Изменить размер шрифта - +

– Хорошо, моя дорогая, – магистр магии сделал знак, чтобы все замолчали и, ласково обратившись к Анне, попросил ее не бояться и рассказать то, о чем Жанну спрашивают судьи.

– Они хотят, чтобы Жанна присягнула, что будет отвечать на все вопросы суда с полной искренностью. Присягнула на Библии, но Жанна говорит, что это невозможно! Она не вправе разглашать те тайны, в которые была посвящена, ни человеческие, ни божественные. Господь запрещает ей открывать людям то, что не предназначено для их ушей. Дева спрашивает у меня, что она должна делать в этой ситуации?

– Бедное дитя, бедная Жанна, – запричитал пораженный в самое сердце Гийом ле Феррон, – она не может выдать ни тех, кто опекал ее все эти годы, ни своих подлинных родителей.
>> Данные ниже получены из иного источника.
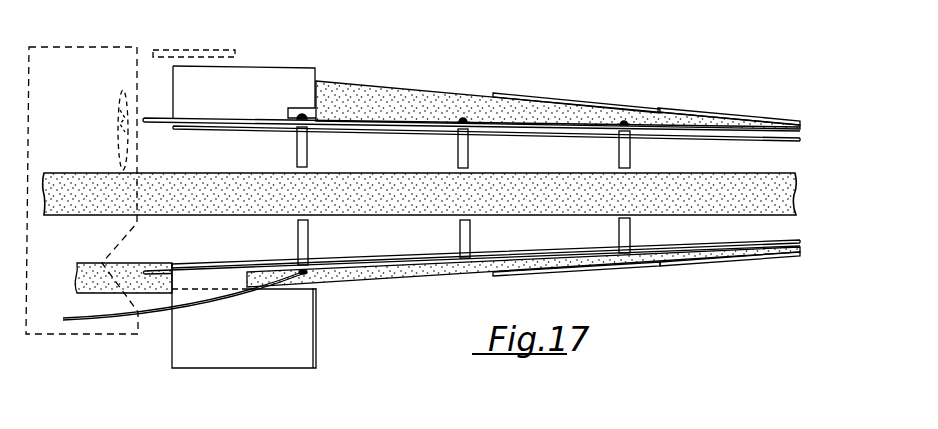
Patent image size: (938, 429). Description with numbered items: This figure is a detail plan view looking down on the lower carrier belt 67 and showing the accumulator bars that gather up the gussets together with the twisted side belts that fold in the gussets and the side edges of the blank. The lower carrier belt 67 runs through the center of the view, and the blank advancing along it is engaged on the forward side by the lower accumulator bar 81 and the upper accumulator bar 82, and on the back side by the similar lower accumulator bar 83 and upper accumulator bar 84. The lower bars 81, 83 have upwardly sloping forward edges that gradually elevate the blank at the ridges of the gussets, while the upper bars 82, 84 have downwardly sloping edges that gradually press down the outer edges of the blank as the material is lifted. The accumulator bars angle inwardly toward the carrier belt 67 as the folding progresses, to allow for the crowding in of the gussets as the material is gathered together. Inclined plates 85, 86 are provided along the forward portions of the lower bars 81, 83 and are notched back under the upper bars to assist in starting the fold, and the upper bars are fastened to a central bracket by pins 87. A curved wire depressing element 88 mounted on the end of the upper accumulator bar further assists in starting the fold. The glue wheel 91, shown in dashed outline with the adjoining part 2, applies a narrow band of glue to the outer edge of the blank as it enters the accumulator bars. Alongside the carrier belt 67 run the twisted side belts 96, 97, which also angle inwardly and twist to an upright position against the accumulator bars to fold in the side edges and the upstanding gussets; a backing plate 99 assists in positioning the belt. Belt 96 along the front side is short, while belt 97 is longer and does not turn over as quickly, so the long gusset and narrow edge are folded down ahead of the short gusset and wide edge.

The cabinet enclosure 2 is at (83, 47).
The glue wheel 91 is at (203, 52).
The inclined plate 86 is at (262, 76).
The upper accumulator bar 84 is at (402, 127).
The lower accumulator bar 83 is at (437, 135).
The pin 87 is at (305, 150).
The backing plate 99 is at (590, 105).
The twisted side belt 97 is at (693, 122).
The lower carrier belt 67 is at (247, 205).
The lower accumulator bar 81 is at (358, 258).
The upper accumulator bar 82 is at (407, 262).
The curved wire depressing element 88 is at (113, 318).
The inclined plate 85 is at (238, 358).
The twisted side belt 96 is at (762, 255).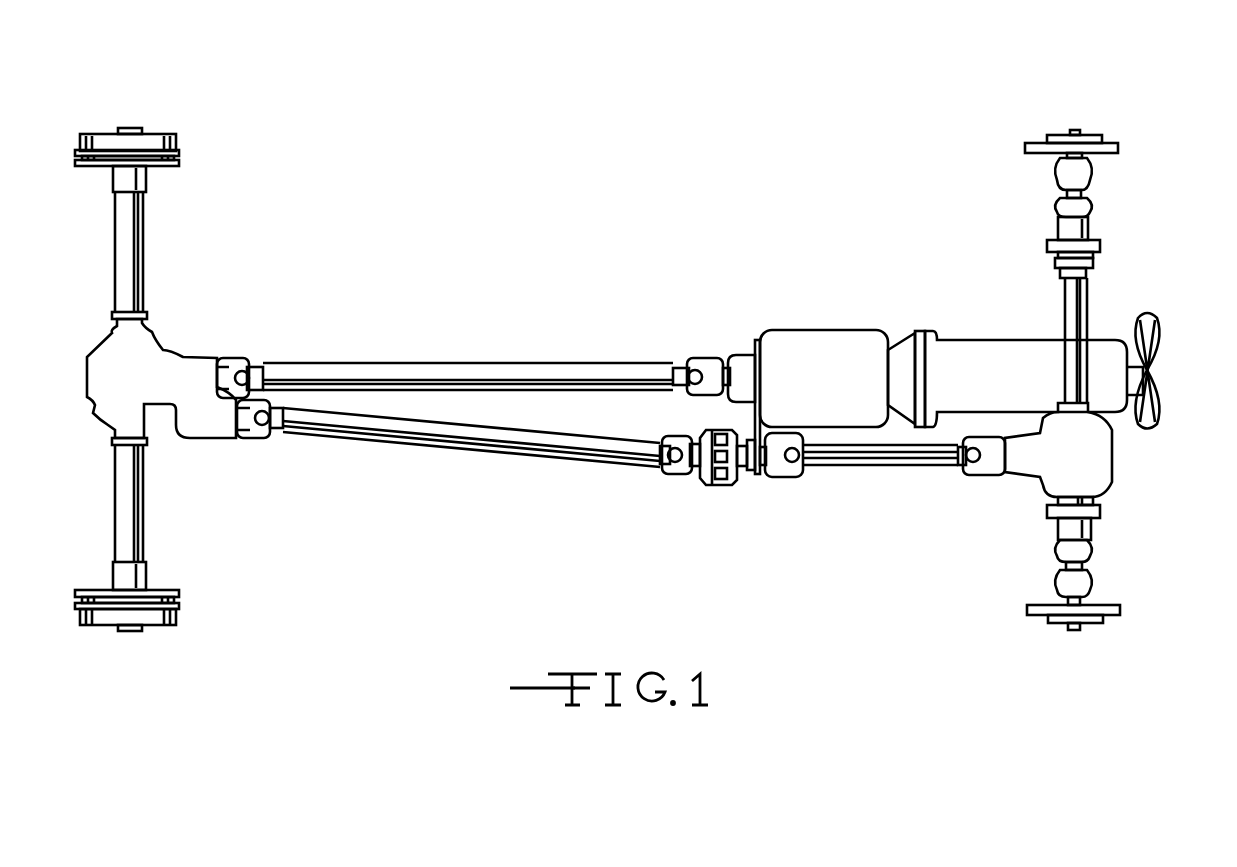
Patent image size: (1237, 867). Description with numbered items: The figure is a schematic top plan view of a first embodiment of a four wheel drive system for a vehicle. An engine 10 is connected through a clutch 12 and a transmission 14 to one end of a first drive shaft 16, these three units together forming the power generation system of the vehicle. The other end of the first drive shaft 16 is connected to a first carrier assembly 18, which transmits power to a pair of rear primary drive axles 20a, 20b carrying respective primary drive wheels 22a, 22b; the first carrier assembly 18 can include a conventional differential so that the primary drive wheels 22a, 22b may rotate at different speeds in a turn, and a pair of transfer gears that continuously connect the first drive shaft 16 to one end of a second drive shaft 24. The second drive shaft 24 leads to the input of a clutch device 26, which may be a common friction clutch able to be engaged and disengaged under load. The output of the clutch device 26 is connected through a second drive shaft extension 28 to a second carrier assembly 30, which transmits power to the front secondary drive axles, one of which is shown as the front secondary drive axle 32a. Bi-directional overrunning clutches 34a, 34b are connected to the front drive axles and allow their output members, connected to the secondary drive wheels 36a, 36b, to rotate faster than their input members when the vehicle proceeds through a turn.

The engine 10 is at (975, 358).
The clutch 12 is at (900, 357).
The transmission 14 is at (808, 352).
The first drive shaft 16 is at (532, 363).
The first carrier assembly 18 is at (160, 362).
The rear primary drive axle 20a is at (145, 255).
The rear primary drive axle 20b is at (145, 523).
The primary drive wheel 22a is at (142, 138).
The primary drive wheel 22b is at (150, 620).
The second drive shaft 24 is at (540, 458).
The clutch device 26 is at (722, 478).
The second drive shaft extension 28 is at (905, 463).
The second carrier assembly 30 is at (1085, 458).
The front secondary drive axle 32a is at (1087, 303).
The bi-directional overrunning clutch 34a is at (1093, 262).
The bi-directional overrunning clutch 34b is at (1095, 500).
The secondary drive wheel 36a is at (1090, 143).
The secondary drive wheel 36b is at (1090, 630).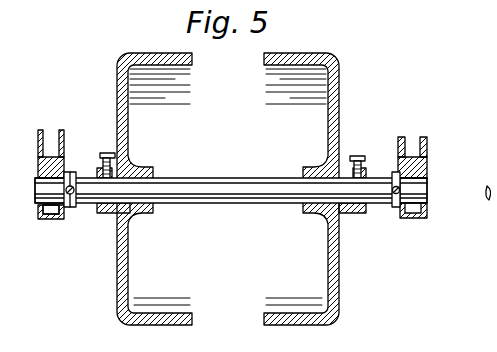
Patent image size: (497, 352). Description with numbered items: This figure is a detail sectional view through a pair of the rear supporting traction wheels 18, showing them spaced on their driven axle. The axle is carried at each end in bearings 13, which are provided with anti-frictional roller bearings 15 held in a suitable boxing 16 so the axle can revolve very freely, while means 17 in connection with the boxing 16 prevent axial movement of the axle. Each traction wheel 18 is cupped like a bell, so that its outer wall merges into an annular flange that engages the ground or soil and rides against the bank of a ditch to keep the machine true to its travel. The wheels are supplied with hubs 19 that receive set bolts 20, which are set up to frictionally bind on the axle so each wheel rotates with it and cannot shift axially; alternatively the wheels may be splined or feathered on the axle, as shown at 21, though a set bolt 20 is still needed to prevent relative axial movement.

The bearings 13 is at (56, 216).
The anti-frictional roller bearings 15 is at (48, 158).
The boxing 16 is at (50, 214).
The means to prevent axial movement 17 is at (71, 201).
The supporting traction wheels 18 is at (181, 127).
The hubs 19 is at (141, 211).
The set bolts 20 is at (106, 155).
The splining or feathering 21 is at (228, 205).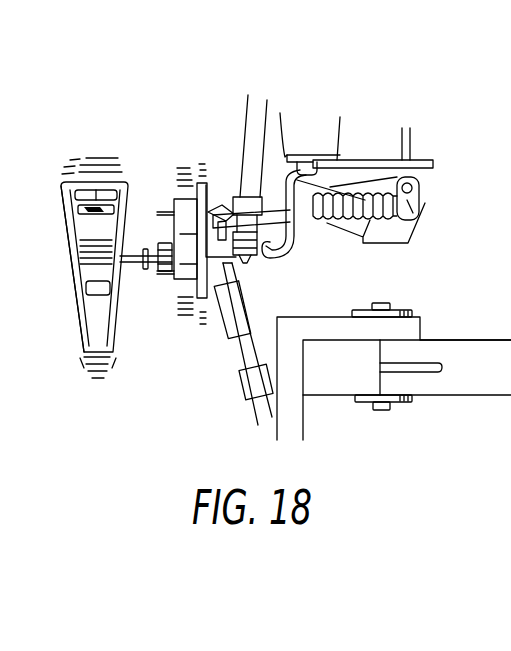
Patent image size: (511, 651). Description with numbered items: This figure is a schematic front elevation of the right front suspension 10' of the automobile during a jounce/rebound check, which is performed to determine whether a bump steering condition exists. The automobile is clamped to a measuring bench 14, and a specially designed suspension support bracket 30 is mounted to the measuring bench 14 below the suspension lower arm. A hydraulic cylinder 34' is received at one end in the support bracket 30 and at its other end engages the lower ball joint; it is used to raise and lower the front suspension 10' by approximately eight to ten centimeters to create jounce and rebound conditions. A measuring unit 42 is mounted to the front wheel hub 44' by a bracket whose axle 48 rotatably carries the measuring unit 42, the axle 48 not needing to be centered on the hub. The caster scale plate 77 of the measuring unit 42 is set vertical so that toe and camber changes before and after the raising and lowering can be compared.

The front suspension 10' is at (319, 198).
The measuring bench 14 is at (465, 340).
The suspension support bracket 30 is at (340, 315).
The hydraulic cylinder 34' is at (229, 344).
The measuring unit 42 is at (130, 348).
The front wheel hub 44' is at (174, 223).
The axle 48 is at (122, 252).
The caster scale plate 77 is at (75, 228).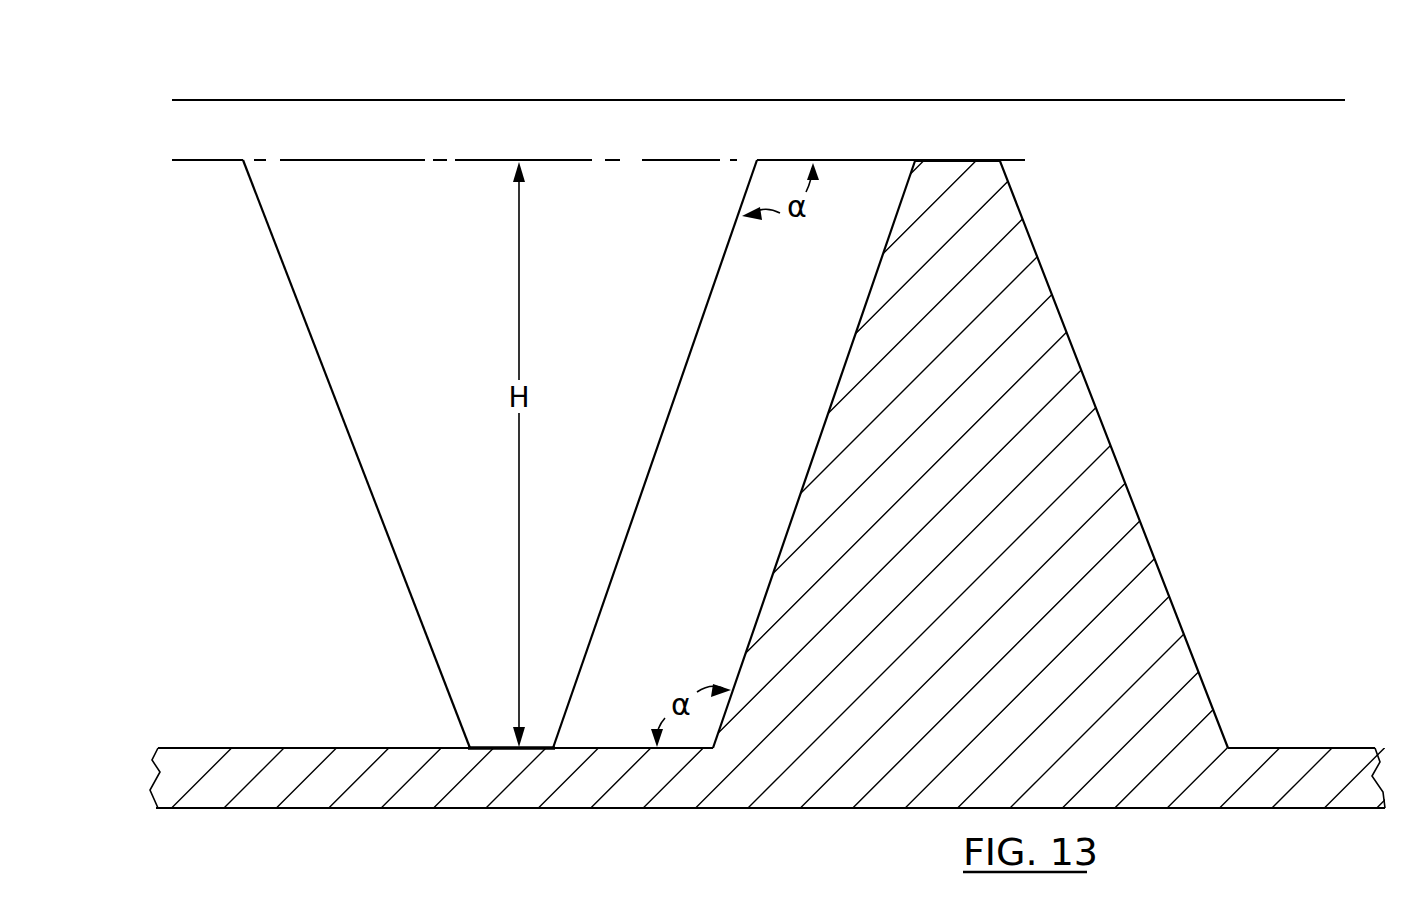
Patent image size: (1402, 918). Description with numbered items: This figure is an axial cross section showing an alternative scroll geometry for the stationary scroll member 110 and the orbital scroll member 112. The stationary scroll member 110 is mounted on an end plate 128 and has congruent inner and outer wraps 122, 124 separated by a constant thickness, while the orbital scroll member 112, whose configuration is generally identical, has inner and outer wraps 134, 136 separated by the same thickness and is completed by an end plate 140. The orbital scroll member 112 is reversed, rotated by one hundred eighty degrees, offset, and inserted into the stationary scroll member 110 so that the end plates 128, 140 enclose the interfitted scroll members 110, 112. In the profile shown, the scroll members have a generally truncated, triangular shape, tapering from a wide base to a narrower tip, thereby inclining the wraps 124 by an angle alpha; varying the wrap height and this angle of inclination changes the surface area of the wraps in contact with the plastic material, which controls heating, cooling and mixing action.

The stationary scroll member 110 is at (700, 88).
The orbital scroll member 112 is at (385, 828).
The inner wrap 122 is at (340, 408).
The outer wrap 124 is at (690, 358).
The end plate 128 is at (363, 130).
The inner wrap 134 is at (830, 412).
The outer wrap 136 is at (1078, 354).
The end plate 140 is at (590, 775).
Она вынуждена быть одна-одинешенька, в то время как Карл, которого она посадила на престол, не собирается ничего предпринять, для того чтобы спасти ее.

– Еще одно такое вмешательство, и я выведу госпожу Анну из транса, – зашипел на него Франческо Бреладди.

– Я не знаю, что вы намерены спрашивать; вы можете задать мне такой вопрос, на который я не обязана отвечать. Я клянусь говорить правду обо всем, что относится к делу веры, кроме «откровений», которые получала от Бога, – громко голосом Жанны прервала пререкания Анна, ее глаза горели, тело трепетало.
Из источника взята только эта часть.